Not the anticipated Ace of Spades she turned over but the Ace of Hearts! The highest of happiness – if one but chose rightly. And it was up to her to choose.
She threw the deck against the wall – only to have one flutter atop the table. Aghast, she stared at it, the Ace of Spades.
By God, she would not let cards determine her fate. Nay, her fate would be influenced by Old Duke. She would demand to be rejoined with him before she made her own decision.
§ § §
As the October morning was crisp but rainy, the five met, not in the Café Central’s garden, but inside the hall itself. Over her steaming expresso, while watching Duke add his habitual two spoonsful of sugar to his café noir, Romy told the four she wanted to be reunited with Old Duke before any decision was made.
“Well, that is easy enough to do,” Irina said, holding up her demitasse cup daintily, with her little finger extended. “Your grandfather and Marta have an apartment near the upper crust Spandau’s Brauhaus. He’s not that far from here. Marta tells fortunes to support them.”
“Marta?” Romy asked, “Warty old Marta?”
Irina smiled serenely. “One and the same.”
The gothic Brauhaus was cited as the oldest building in Berlin, part of Spandau’s Renaissance fortress on the Haver. Once again, an in-your-face hiding spot. Together, the five climbed the creaking wooden stairs to the second floor flat.
When Marta opened the door, Romy thought the old woman had to keep Maybelline in business.
Beyond the heavily made-up old woman, a vision of familiar carnival duplicity presented itself to Romy’s innate skepticism, although a mark would behold with wonder the room’s multi-colored veils and scarves and crystal balls and be caught off guard by the strong smell of patchouli that rendered a pleasurable feeling. It also masked the smell of pot.
Then, too, the carnival-like mystery tended to attract fae creatures, flawed like Old Duke, Marta, and, most of all herself.
At once, her muscle-knotted shoulders lowered, at ease. She grinned at the mummified Marta, replete in gold headscarf and a flounced and sequined, long-sleeve dress. “So, ye did it, did ye? Outwitted those fookin’ SS troopers?”
Marta hugged Romy fiercely, her answering grin displaying a scattering of teeth. “Old Duke pulled off the sleight of hand.

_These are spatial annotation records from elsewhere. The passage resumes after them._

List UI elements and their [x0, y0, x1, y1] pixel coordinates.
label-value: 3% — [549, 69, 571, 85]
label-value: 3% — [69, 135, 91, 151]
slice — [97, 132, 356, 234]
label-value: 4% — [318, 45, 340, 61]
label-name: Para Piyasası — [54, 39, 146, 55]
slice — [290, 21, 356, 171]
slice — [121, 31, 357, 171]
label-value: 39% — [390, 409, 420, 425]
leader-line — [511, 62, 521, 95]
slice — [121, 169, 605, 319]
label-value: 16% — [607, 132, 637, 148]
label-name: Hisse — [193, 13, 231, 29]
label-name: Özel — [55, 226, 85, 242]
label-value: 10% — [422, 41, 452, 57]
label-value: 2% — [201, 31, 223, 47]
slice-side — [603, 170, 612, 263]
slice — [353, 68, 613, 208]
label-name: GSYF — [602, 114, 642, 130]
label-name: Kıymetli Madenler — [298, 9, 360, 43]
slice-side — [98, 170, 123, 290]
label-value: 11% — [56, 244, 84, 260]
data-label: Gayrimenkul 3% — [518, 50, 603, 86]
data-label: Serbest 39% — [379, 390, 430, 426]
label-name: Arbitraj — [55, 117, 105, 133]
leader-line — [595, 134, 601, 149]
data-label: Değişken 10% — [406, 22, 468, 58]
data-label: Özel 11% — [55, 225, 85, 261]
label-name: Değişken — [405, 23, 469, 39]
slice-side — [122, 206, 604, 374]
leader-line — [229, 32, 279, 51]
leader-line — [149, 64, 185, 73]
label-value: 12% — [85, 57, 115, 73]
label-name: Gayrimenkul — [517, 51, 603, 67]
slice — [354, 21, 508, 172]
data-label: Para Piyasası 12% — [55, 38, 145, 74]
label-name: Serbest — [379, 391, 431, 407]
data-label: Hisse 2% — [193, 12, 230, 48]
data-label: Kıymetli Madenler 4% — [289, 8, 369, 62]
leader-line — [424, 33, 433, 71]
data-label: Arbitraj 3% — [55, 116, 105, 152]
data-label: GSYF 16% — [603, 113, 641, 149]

Told them we were infected with the white plague. Guess they figured it was a waste of their bullets to kill us then and there.”

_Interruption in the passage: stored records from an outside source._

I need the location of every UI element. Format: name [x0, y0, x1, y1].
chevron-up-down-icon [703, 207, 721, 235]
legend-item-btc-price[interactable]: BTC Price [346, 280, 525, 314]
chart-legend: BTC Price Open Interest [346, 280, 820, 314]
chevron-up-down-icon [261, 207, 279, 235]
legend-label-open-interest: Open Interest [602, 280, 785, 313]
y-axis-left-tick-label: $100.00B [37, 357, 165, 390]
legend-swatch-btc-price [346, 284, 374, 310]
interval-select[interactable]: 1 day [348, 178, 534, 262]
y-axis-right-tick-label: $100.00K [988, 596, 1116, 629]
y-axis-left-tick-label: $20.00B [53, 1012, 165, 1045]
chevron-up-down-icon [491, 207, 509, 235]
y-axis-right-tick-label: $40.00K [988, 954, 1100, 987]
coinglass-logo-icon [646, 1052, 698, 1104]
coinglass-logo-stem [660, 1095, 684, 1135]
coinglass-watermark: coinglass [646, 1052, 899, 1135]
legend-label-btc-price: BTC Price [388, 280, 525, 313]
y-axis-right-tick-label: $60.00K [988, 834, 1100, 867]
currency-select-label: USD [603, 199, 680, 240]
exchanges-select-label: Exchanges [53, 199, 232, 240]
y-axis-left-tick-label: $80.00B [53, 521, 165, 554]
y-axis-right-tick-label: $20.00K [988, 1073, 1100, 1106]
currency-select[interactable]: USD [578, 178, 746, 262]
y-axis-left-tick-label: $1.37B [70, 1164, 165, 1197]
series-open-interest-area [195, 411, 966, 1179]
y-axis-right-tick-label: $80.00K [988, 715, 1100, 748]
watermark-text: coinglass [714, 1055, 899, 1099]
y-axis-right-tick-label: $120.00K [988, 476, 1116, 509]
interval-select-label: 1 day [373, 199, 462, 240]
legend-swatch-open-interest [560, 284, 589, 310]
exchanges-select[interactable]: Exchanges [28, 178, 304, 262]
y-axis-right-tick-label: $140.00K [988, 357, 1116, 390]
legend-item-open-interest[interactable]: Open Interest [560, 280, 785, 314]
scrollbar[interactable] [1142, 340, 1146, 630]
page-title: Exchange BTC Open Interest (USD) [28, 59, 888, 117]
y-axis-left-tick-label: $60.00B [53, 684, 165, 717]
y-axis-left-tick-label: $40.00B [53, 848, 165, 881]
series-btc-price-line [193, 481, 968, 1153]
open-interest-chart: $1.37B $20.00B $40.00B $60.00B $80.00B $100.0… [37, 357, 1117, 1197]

Marta looked past Romy, Irina, and Giorgio, sighting the other two men. “You bring customers?” And before Irina could reply, Marta bobbed her scarfed head at Gideon and Duke. “Those two there will light a woman’s fire. Don’t need no crystal ball for that.”
“Collaborators, not customers,” Giorgio hissed in a lowered voice. “They are here to help get Old Duke’s grandson out of Sachsenhausen.”